The Return of Tanya Tucker: Featuring Brandi Carlile is a 2022 American documentary film, directed and co-produced by Kathlyn Horan. It follows Tanya Tucker returning to the studio to record her first album in 10 years, While I'm Livin', collaborating with Brandi Carlile.

The documentary film had its world premiere at South by Southwest on March 13, 2022, and was released in the United States on October 21, 2022, by Sony Pictures Classics. It became available on Blu Ray, DVD and digital on Jan 10, 2023.

==Plot==
Decades after Tanya Tucker slipped from the spotlight, music star Brandi Carlile writes an entire album for her hero based on Tanya's extraordinary life, spurring the greatest comeback in country music history.

==Awards==
• SXSW Audience Award - Winner

• Hollywood Music in Media Awards - “Ready As I’ll Never Be” - Best Song, Documentary - Winner (Tanya Tucker & Brandi Carlile)

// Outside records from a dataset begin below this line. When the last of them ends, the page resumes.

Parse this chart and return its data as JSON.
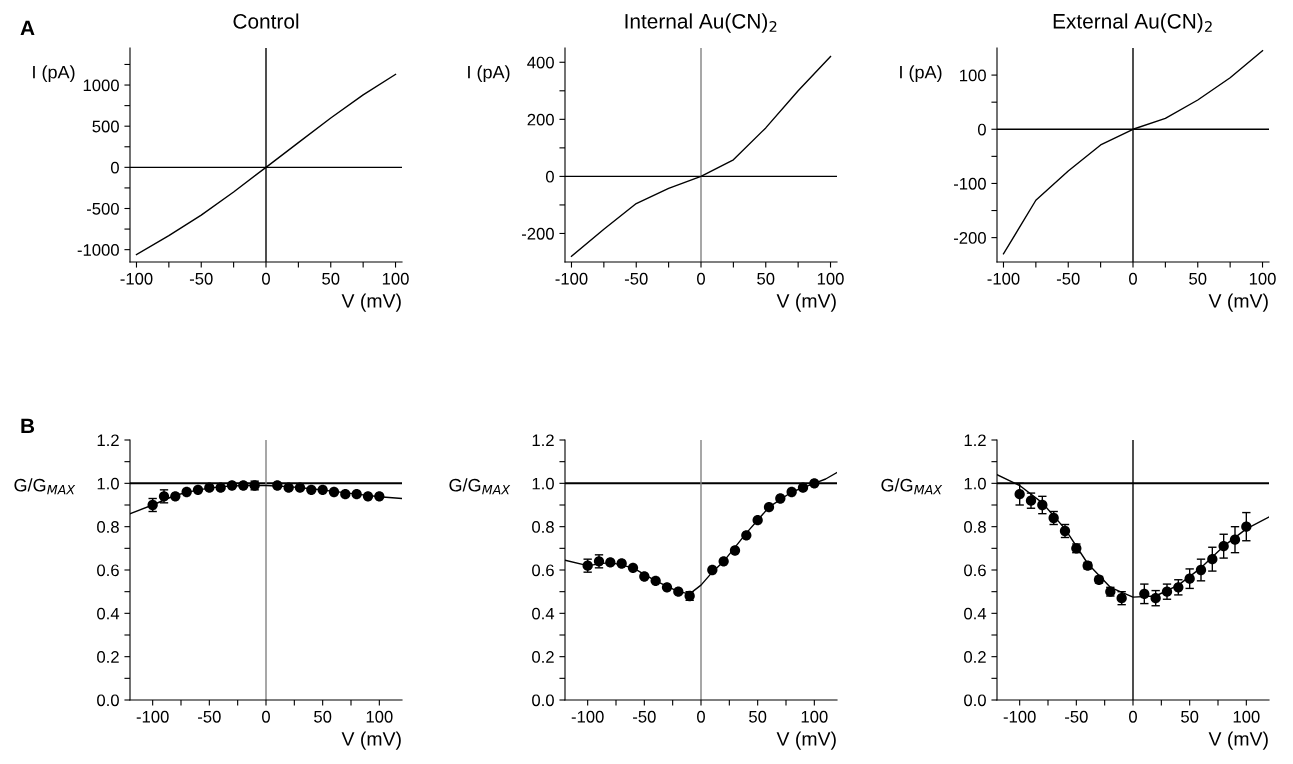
{
  "chart_data": [
    {
      "type": "line",
      "title": "Control",
      "xlabel": "V (mV)",
      "ylabel": "I (pA)",
      "annotations": [
        "A"
      ],
      "xlim": [
        -105,
        105
      ],
      "xticks": [
        -100,
        {
          "value": -75,
          "label": null
        },
        -50,
        {
          "value": -25,
          "label": null
        },
        0,
        {
          "value": 25,
          "label": null
        },
        50,
        {
          "value": 75,
          "label": null
        },
        100
      ],
      "ylim": [
        -1150,
        1450
      ],
      "yticks": [
        -1000,
        {
          "value": -750,
          "label": null
        },
        -500,
        {
          "value": -250,
          "label": null
        },
        0,
        {
          "value": 250,
          "label": null
        },
        500,
        {
          "value": 750,
          "label": null
        },
        1000,
        {
          "value": 1250,
          "label": null
        }
      ],
      "ref_lines": [
        {
          "axis": "y",
          "value": 0,
          "color": "#000000"
        },
        {
          "axis": "x",
          "value": 0,
          "color": "#000000"
        }
      ],
      "marker": "none",
      "series": [
        {
          "color": "#000000",
          "x": [
            -100,
            -75,
            -50,
            -25,
            0,
            25,
            50,
            75,
            100
          ],
          "values": [
            -1060,
            -830,
            -580,
            -300,
            0,
            300,
            600,
            880,
            1130
          ]
        }
      ]
    },
    {
      "type": "line",
      "title": "Internal Au(CN)$_{2}$",
      "xlabel": "V (mV)",
      "ylabel": "I (pA)",
      "xlim": [
        -105,
        105
      ],
      "xticks": [
        -100,
        {
          "value": -75,
          "label": null
        },
        -50,
        {
          "value": -25,
          "label": null
        },
        0,
        {
          "value": 25,
          "label": null
        },
        50,
        {
          "value": 75,
          "label": null
        },
        100
      ],
      "ylim": [
        -300,
        450
      ],
      "yticks": [
        -200,
        {
          "value": -100,
          "label": null
        },
        0,
        {
          "value": 100,
          "label": null
        },
        200,
        {
          "value": 300,
          "label": null
        },
        400
      ],
      "ref_lines": [
        {
          "axis": "y",
          "value": 0,
          "color": "#000000"
        },
        {
          "axis": "x",
          "value": 0,
          "color": "#808080"
        }
      ],
      "marker": "none",
      "series": [
        {
          "color": "#000000",
          "x": [
            -100,
            -75,
            -50,
            -25,
            0,
            25,
            50,
            75,
            100
          ],
          "values": [
            -280,
            -185,
            -95,
            -42,
            0,
            58,
            170,
            300,
            420
          ]
        }
      ]
    },
    {
      "type": "line",
      "title": "External Au(CN)$_{2}$",
      "xlabel": "V (mV)",
      "ylabel": "I (pA)",
      "xlim": [
        -105,
        105
      ],
      "xticks": [
        -100,
        {
          "value": -75,
          "label": null
        },
        -50,
        {
          "value": -25,
          "label": null
        },
        0,
        {
          "value": 25,
          "label": null
        },
        50,
        {
          "value": 75,
          "label": null
        },
        100
      ],
      "ylim": [
        -245,
        150
      ],
      "yticks": [
        -200,
        {
          "value": -150,
          "label": null
        },
        -100,
        {
          "value": -50,
          "label": null
        },
        0,
        {
          "value": 50,
          "label": null
        },
        100
      ],
      "ref_lines": [
        {
          "axis": "y",
          "value": 0,
          "color": "#000000"
        },
        {
          "axis": "x",
          "value": 0,
          "color": "#000000"
        }
      ],
      "marker": "none",
      "series": [
        {
          "color": "#000000",
          "x": [
            -100,
            -75,
            -50,
            -25,
            0,
            25,
            50,
            75,
            100
          ],
          "values": [
            -230,
            -131,
            -77,
            -29,
            0,
            20,
            54,
            95,
            145
          ]
        }
      ]
    },
    {
      "type": "scatter",
      "xlabel": "V (mV)",
      "ylabel": "G/G$_{MAX}$",
      "annotations": [
        "B"
      ],
      "xlim": [
        -120,
        120
      ],
      "xticks": [
        -100,
        {
          "value": -75,
          "label": null
        },
        -50,
        {
          "value": -25,
          "label": null
        },
        0,
        {
          "value": 25,
          "label": null
        },
        50,
        {
          "value": 75,
          "label": null
        },
        100
      ],
      "ylim": [
        0,
        1.2
      ],
      "yticks": [
        {
          "value": 0,
          "label": "0.0"
        },
        {
          "value": 0.1,
          "label": null
        },
        0.2,
        {
          "value": 0.3,
          "label": null
        },
        0.4,
        {
          "value": 0.5,
          "label": null
        },
        0.6,
        {
          "value": 0.7,
          "label": null
        },
        0.8,
        {
          "value": 0.9,
          "label": null
        },
        {
          "value": 1.0,
          "label": "1.0"
        },
        {
          "value": 1.1,
          "label": null
        },
        1.2
      ],
      "ref_lines": [
        {
          "axis": "y",
          "value": 1.0,
          "color": "#000000"
        },
        {
          "axis": "x",
          "value": 0,
          "color": "#808080"
        }
      ],
      "series": [
        {
          "marker": "circle",
          "color": "#000000",
          "x": [
            -100,
            -90,
            -80,
            -70,
            -60,
            -50,
            -40,
            -30,
            -20,
            -10,
            10,
            20,
            30,
            40,
            50,
            60,
            70,
            80,
            90,
            100
          ],
          "values": [
            0.9,
            0.94,
            0.94,
            0.96,
            0.97,
            0.98,
            0.98,
            0.99,
            0.99,
            0.99,
            0.99,
            0.98,
            0.98,
            0.97,
            0.97,
            0.96,
            0.95,
            0.95,
            0.94,
            0.94
          ],
          "errors": [
            0.03,
            0.03,
            null,
            null,
            null,
            null,
            null,
            null,
            null,
            0.02,
            null,
            null,
            null,
            null,
            null,
            null,
            null,
            null,
            null,
            null
          ]
        },
        {
          "type": "line",
          "color": "#000000",
          "x": [
            -120,
            -100,
            -80,
            -60,
            -40,
            -20,
            0,
            20,
            40,
            60,
            80,
            100,
            120
          ],
          "values": [
            0.86,
            0.9,
            0.945,
            0.97,
            0.985,
            0.99,
            0.99,
            0.985,
            0.975,
            0.963,
            0.95,
            0.938,
            0.93
          ]
        }
      ]
    },
    {
      "type": "scatter",
      "xlabel": "V (mV)",
      "ylabel": "G/G$_{MAX}$",
      "xlim": [
        -120,
        120
      ],
      "xticks": [
        -100,
        {
          "value": -75,
          "label": null
        },
        -50,
        {
          "value": -25,
          "label": null
        },
        0,
        {
          "value": 25,
          "label": null
        },
        50,
        {
          "value": 75,
          "label": null
        },
        100
      ],
      "ylim": [
        0,
        1.2
      ],
      "yticks": [
        {
          "value": 0,
          "label": "0.0"
        },
        {
          "value": 0.1,
          "label": null
        },
        0.2,
        {
          "value": 0.3,
          "label": null
        },
        0.4,
        {
          "value": 0.5,
          "label": null
        },
        0.6,
        {
          "value": 0.7,
          "label": null
        },
        0.8,
        {
          "value": 0.9,
          "label": null
        },
        {
          "value": 1.0,
          "label": "1.0"
        },
        {
          "value": 1.1,
          "label": null
        },
        1.2
      ],
      "ref_lines": [
        {
          "axis": "y",
          "value": 1.0,
          "color": "#000000"
        },
        {
          "axis": "x",
          "value": 0,
          "color": "#808080"
        }
      ],
      "series": [
        {
          "marker": "circle",
          "color": "#000000",
          "x": [
            -100,
            -90,
            -80,
            -70,
            -60,
            -50,
            -40,
            -30,
            -20,
            -10,
            10,
            20,
            30,
            40,
            50,
            60,
            70,
            80,
            90,
            100
          ],
          "values": [
            0.62,
            0.64,
            0.635,
            0.63,
            0.61,
            0.57,
            0.55,
            0.52,
            0.5,
            0.48,
            0.6,
            0.64,
            0.69,
            0.76,
            0.83,
            0.89,
            0.93,
            0.96,
            0.98,
            1.0
          ],
          "errors": [
            0.03,
            0.03,
            null,
            null,
            null,
            null,
            null,
            null,
            null,
            0.02,
            null,
            null,
            null,
            null,
            null,
            null,
            null,
            null,
            null,
            null
          ]
        },
        {
          "type": "line",
          "color": "#000000",
          "x": [
            -120,
            -100,
            -80,
            -60,
            -40,
            -20,
            -10,
            0,
            10,
            20,
            40,
            60,
            80,
            100,
            110,
            120
          ],
          "values": [
            0.645,
            0.62,
            0.635,
            0.61,
            0.55,
            0.5,
            0.49,
            0.53,
            0.59,
            0.64,
            0.77,
            0.89,
            0.96,
            1.0,
            1.02,
            1.05
          ]
        }
      ]
    },
    {
      "type": "scatter",
      "xlabel": "V (mV)",
      "ylabel": "G/G$_{MAX}$",
      "xlim": [
        -120,
        120
      ],
      "xticks": [
        -100,
        {
          "value": -75,
          "label": null
        },
        -50,
        {
          "value": -25,
          "label": null
        },
        0,
        {
          "value": 25,
          "label": null
        },
        50,
        {
          "value": 75,
          "label": null
        },
        100
      ],
      "ylim": [
        0,
        1.2
      ],
      "yticks": [
        {
          "value": 0,
          "label": "0.0"
        },
        {
          "value": 0.1,
          "label": null
        },
        0.2,
        {
          "value": 0.3,
          "label": null
        },
        0.4,
        {
          "value": 0.5,
          "label": null
        },
        0.6,
        {
          "value": 0.7,
          "label": null
        },
        0.8,
        {
          "value": 0.9,
          "label": null
        },
        {
          "value": 1.0,
          "label": "1.0"
        },
        {
          "value": 1.1,
          "label": null
        },
        1.2
      ],
      "ref_lines": [
        {
          "axis": "y",
          "value": 1.0,
          "color": "#000000"
        },
        {
          "axis": "x",
          "value": 0,
          "color": "#000000"
        }
      ],
      "series": [
        {
          "marker": "circle",
          "color": "#000000",
          "x": [
            -100,
            -90,
            -80,
            -70,
            -60,
            -50,
            -40,
            -30,
            -20,
            -10,
            10,
            20,
            30,
            40,
            50,
            60,
            70,
            80,
            90,
            100
          ],
          "values": [
            0.95,
            0.92,
            0.9,
            0.84,
            0.78,
            0.7,
            0.62,
            0.555,
            0.5,
            0.47,
            0.49,
            0.47,
            0.5,
            0.52,
            0.56,
            0.6,
            0.65,
            0.71,
            0.74,
            0.8
          ],
          "errors": [
            0.05,
            0.035,
            0.04,
            0.03,
            0.03,
            0.02,
            0.015,
            0.015,
            0.02,
            0.03,
            0.045,
            0.035,
            0.035,
            0.035,
            0.045,
            0.05,
            0.055,
            0.055,
            0.06,
            0.065
          ]
        },
        {
          "type": "line",
          "color": "#000000",
          "x": [
            -120,
            -100,
            -80,
            -60,
            -40,
            -20,
            0,
            20,
            40,
            60,
            80,
            100,
            120
          ],
          "values": [
            1.04,
            0.99,
            0.91,
            0.79,
            0.63,
            0.52,
            0.475,
            0.48,
            0.53,
            0.61,
            0.71,
            0.79,
            0.845
          ]
        }
      ]
    }
  ]
}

• Satellite Award for Best Documentary Film - Nominee

• Guild of Music Supervisors Award - Best Song Written and/or Recorded for a Film - Nominee (Ready as I’ll Never Be - Tanya Tucker/Brandi Carlile)

• Music City Film Critics - Jim Ridley Award - Nominee

• Woodstock Film Festival - Best Editing - Winner

• Critics Choice Documentary Awards - Best Music Documentary - Nominee

• Cleveland International Film Festival - Best Documentary - Nominee

==Release==
The film had its world premiere at South by Southwest on March 13, 2022. Shortly after, Sony Pictures Classics acquired distribution rights to the film. The film was screened at the 2022 Toronto International Film Festival on September 12, 2022 and was released on October 21, 2022.

The film was accompanied by the song "Ready as I'll Never Be", which was written by Tucker and Carlile. The song was subsequently included on Tucker's album Sweet Western Sound.

The movie was added to Netflix US on October 1, 2023.

==Reception==
The Return of Tanya Tucker: Featuring Brandi Carlile received positive reviews from film critics. On Rotten Tomatoes it has a 92% approval rating based on reviews from 48 critics. The website's consensus reads, "Lengthy title notwithstanding, The Return of Tanya Tucker: Featuring Brandi Carlile pays affectionate tribute to the powerful purity of both artists' music."